Why bring in the NSA?

by Kevin D. Freeman on April 5, 2011

When we first posted about the NASDAQ security breach on February 8th (NASDAQ Admits Hacker Attempts), there were many who seemingly doubted a national security connection. They viewed this attack as a hedge fund or someone attempting to gain information to make money. We had two major points:

1) Even if the attack was primarily for economic advantage, it exposed a serious vulnerability; and,

2) There is much more to the story than can be shared publicly. In fact, we knew it was a matter of national security.

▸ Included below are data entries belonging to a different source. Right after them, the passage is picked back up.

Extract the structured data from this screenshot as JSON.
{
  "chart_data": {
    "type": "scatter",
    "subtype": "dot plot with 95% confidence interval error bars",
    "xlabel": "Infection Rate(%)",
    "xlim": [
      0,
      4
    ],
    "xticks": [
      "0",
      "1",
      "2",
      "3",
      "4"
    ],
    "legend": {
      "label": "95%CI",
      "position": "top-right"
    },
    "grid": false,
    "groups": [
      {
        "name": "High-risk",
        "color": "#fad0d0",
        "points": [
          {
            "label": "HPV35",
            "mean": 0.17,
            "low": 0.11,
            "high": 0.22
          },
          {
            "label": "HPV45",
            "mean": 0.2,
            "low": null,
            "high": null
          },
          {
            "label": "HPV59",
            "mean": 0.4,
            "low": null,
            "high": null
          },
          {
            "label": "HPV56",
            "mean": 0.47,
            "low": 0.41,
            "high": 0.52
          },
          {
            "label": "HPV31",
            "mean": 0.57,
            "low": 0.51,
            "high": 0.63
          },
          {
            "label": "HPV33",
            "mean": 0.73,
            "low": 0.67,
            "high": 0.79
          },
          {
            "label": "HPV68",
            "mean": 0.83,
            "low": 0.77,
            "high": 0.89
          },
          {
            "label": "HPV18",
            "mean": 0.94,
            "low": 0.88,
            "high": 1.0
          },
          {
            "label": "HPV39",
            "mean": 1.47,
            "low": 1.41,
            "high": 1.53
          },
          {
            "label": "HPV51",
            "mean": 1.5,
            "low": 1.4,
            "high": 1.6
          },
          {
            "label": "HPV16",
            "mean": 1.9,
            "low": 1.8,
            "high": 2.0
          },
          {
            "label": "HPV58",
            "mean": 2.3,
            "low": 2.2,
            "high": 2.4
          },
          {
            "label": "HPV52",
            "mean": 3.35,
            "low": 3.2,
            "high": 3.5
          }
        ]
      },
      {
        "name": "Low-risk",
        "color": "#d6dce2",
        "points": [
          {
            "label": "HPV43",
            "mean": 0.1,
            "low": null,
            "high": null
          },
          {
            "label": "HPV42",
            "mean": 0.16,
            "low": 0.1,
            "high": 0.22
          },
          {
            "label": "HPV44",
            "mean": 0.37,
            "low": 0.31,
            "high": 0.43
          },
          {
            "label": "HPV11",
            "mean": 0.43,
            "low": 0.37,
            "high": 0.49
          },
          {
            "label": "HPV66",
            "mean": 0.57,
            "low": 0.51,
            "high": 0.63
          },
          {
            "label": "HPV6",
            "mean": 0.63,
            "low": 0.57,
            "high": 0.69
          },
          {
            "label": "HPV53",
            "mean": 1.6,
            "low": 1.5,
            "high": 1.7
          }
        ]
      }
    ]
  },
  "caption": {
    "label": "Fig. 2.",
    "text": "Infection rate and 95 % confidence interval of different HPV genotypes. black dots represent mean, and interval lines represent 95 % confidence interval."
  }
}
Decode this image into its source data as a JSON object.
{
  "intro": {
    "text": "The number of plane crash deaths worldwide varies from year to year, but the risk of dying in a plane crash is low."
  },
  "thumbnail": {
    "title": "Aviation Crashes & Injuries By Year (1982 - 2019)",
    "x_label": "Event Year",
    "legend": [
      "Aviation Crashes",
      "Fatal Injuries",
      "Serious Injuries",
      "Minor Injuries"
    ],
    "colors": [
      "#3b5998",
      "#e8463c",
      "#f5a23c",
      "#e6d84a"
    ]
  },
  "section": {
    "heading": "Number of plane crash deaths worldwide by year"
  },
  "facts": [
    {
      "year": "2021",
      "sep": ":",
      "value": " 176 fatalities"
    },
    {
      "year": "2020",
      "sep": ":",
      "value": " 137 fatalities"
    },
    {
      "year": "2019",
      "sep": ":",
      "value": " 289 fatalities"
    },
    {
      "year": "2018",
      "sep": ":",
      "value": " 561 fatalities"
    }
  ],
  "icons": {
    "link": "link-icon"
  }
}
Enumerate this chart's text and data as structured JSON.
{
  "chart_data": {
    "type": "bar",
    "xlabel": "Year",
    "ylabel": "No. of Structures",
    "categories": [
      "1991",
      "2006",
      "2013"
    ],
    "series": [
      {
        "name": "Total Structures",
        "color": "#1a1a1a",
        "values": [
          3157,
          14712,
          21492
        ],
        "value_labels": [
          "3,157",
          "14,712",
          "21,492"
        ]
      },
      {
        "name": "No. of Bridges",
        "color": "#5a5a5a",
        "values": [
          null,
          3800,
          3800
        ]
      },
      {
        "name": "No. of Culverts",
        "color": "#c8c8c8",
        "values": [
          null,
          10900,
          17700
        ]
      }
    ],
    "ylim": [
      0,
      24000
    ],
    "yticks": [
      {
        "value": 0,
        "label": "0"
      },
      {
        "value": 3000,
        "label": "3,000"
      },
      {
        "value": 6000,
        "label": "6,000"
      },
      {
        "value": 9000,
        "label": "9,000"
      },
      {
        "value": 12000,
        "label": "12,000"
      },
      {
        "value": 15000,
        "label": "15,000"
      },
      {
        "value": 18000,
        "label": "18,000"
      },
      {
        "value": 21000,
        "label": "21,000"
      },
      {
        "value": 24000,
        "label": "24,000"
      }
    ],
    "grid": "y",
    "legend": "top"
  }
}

Last week, Bloomberg broke a story that all but admitted the national security risks. It seems as if the NSA has been asked to investigate:

U.S. Spy Agency Is Said to Investigate Nasdaq Hacker Attack
Here are key quotes:


“By bringing in the NSA, that means they think they’re either dealing with a state-sponsored attack or it’s an extraordinarily capable criminal organization,” said Joel Brenner, former head of U.S. counterintelligence in the Bush and Obama administrations, now at the Washington offices of the law firm Cooley LLP.”

“Security dangers include the potential for intruders to alter trading algorithms and cause a market crash, according to Larry Dignan, who writes for ZDNet, a technology publication that’s a unit of CBS Interactive.”

“Brenner said intruders might do just as much damage by manipulating trading to create doubt about the validity of trades. More than 93 billion shares were traded on the Nasdaq exchange in the fourth quarter of 2010, equal to almost 20 percent of the U.S. equities market, according to the company’s final quarterly report to the Securities and Exchange Commission last year.”


All of this confirms reports we have been making for two years. This is a serious issue and we are working hard to help the National Security community understand the risks and prepare an appropriate response.